Unused hardware in computers can now be distinctly inactive
When I wrote about monitoring the state of Linux network interfaces with Prometheus, I wished for a way to tell if there was link carrier on an unused network interface (one that had not been configured as 'up' in the (Linux) kernel). Ben Hutchings commented on the entry to say (in part):
This is more than just a restriction of the kernel's user-space APIs. Network drivers are not expected to update link state while an interface is down, and they may not be able to. When an interface is down, it's often in a low power state where the PHY may not negotiate a link, or where the driver is unable to query the link status or receive link interrupts.
I'm from the era where both computer hardware and Unix device drivers were simpler things than they are today. Back in those days, you could safely assume that hardware became active once its device driver had initialized it, and it was to some degree running from then onward. You (the hardware driver) might tell the hardware to turn off interrupts if you weren't using it (for example, if no one had a serial port open or a network interface configured), but the hardware itself was generally operating and could at least have its status checked if you wanted to. If you wanted hardware to be genuinely inactive, you wanted to leave it untouched even by the driver, which often meant not configuring the driver into the kernel at all.
In this world, expecting that an unused network interface would still have link carrier information available was a natural thing. Once the kernel driver initialized the hardware (and perhaps even before then, from when power was applied), the hardware was awake and responding to the state of the outside world. Being unused was a higher level kernel issue, one that was irrelevant to the hardware itself.
Those days are long over. Today, hardware is much more complicated and can be controlled at a much finer level, so there are many more things that unused hardware may not be doing. As Hutchings noted, the kernel driver will probably opt to set unused hardware into some sort of low power state, and in this state it won't be doing all sorts of things that I expect. General kernel subsystems may go further, perhaps with driver support, doing things like turning down PCIe links or turning on larger scale power savings modes. I've already seen that PCIe slot bandwidth can change dynamically and that this can happen over surprisingly short time periods.
(One corollary and sort of inverse of this is that merely looking at the current status of some piece of hardware may push it into a more active, higher power state, because otherwise it can't answer your questions about how it is. We've seen this before, where if you told some HDs to power down and then asked them about their SMART status, they powered back up.)
Some of this capability probably comes as a free ride on what was necessary to support low power operation in laptops.
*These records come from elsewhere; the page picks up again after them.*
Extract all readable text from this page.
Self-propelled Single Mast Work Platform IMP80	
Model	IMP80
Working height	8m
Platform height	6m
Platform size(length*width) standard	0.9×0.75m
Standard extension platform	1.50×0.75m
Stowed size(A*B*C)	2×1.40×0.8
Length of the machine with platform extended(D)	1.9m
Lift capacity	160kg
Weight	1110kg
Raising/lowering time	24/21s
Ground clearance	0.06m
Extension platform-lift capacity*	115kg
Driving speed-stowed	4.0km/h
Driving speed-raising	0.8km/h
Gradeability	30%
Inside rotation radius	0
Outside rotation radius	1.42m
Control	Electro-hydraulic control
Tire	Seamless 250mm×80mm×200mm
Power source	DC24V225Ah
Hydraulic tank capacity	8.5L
With hardware standards like PCIe, driver and kernel support, and probably even some degree of PCIe interface chipsets (and chipset functional block IP) shared between laptops and other platforms, servers (and desktops) might as well benefit from the power savings advantages.
(People with large, high density server installs are probably also using servers that have exactly and only the hardware that they're actually going to use, so I wouldn't expect them to get much power savings from these features. But perhaps I'm wrong and they can routinely turn down network interfaces and so on.)
PS: This has also created the situation where at least some servers can genuinely suspend themselves to RAM (entering the ACPI S3 state) as if they were laptops, although getting them to un-suspend themselves is usually nowhere near as simple as opening your laptop again.